Americanah, the new novel by Chimamanda Ngozi Adichie is very good. I have a long list of Nigerian fiction on my to-read list, but Americanah got bumped to the top because it seemed like the perfect transition from Princeton to Nigeria: I heard Chimamanda speak in Princeton – where she, like Ifemelu, the main character, lived for a year on a fellowship – a month or so ago. Americanah starts with Ifemelu taking NJ Transit from Princeton to Trenton to get her hair braided, because Princeton is the sort of place with an “ice cream shop that had fifty different flavors including red pepper” but no one to braid black hair. Following her TED Talk advice, Americanah crams in many narratives. It’s set in Lagos and London, Brooklyn and Baltimore, New Haven and Philly, and it’s about migration from Lagos to America, from Lagos to London, and from everywhere back to Nigeria. One character, in London:

His eyes would follow them, with a lost longing, and he would think: You can work, you are legal, you are visible, and you don’t even know how fortunate you are.

It’s about dating across race, wealth, and cultures; academics and intellectuals and the many people who are only one or the other, not both; the London black market of arranged sham marriages and faked ID documents; accents real and faked; sex work; the constant burdens and exploitation and desperation of the undocumented; Barack Obama; the hope and opportunity that can come with an approved visa application; and hair. Lots of hair.

There are Americans who deny that racism is still a problem. Wealthy folks who, learning Ifemelu is from Nigeria, try to connect by mentioning their latest trip to Tanzania, their opinion of Ethiopian beauty, the charity they support in Malawi. Ifemelu thinks:

There was a certain luxury to charity that she could not identify with and did not have…. Ifemelu wanted, suddenly and desperately, to be from the country of people who gave and not those who received, to be one of those who had and could therefore bask in the grace of having given, to be among those who could afford copious pithy and empathy.

Another character is at a London dinner party, thinking:

Alexa, and the other guests, and perhaps even Georgina, all understood the fleeing from war, form the kind of poverty that crushed human souls, but they would not understand the need to escape form the oppressive lethargy of choicelessness. They would not understand why people like him, who were raised well fed and watered but mired in dissatisfaction, conditioned from birth to look towards somewhere else, eternally convinced that real lives happened in that somewhere else, were now resolved to do dangerous things, illegal things, so as to leave, none of them starving, or raped, or from burned villages, but merely hungry for choice and certainty.

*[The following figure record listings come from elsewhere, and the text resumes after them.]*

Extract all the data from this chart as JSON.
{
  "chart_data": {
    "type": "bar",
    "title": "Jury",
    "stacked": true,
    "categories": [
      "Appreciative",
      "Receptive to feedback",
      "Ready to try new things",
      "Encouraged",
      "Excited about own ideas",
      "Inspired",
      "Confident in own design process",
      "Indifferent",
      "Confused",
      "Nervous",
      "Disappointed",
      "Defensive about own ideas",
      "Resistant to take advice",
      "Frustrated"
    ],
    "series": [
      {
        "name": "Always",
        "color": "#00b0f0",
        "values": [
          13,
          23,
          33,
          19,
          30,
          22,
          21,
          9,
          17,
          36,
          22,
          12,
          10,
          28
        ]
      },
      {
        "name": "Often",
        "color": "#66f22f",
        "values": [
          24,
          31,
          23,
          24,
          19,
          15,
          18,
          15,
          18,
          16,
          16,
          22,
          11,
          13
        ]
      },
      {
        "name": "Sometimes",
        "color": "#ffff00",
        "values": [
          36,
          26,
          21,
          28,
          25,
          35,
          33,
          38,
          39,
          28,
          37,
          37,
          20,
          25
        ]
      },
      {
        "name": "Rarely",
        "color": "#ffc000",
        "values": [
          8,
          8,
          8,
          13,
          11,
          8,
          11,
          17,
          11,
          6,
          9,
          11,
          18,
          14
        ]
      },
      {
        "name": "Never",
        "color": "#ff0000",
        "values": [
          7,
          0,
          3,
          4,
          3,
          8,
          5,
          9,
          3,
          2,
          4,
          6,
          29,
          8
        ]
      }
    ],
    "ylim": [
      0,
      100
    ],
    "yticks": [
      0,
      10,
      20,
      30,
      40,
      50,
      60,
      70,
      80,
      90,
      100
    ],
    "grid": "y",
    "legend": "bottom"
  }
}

Ifemelu is, for a while, a blogger who writes “Raceteenth or Various Observations About American Blacks (Those Formerly Known as Negroes) by a Non-American Black” which gives Adichie a venue to make observations, often hilarious and/or impolite. One post starts:

Dear Non-American Black, when you make the choice to come to America, you become black. Stop arguing. Stop saying I’m Jamaican or I’m Ghanaian. America doesn’t care. So what if you weren’t “black” in your country? You’re in America now….

Americanah never dwells on a single theme until it becomes tiresome The major characters are sympathetic but flawed, and the observations are constantly insightful – I wanted to quote much more here. So, highly recommended.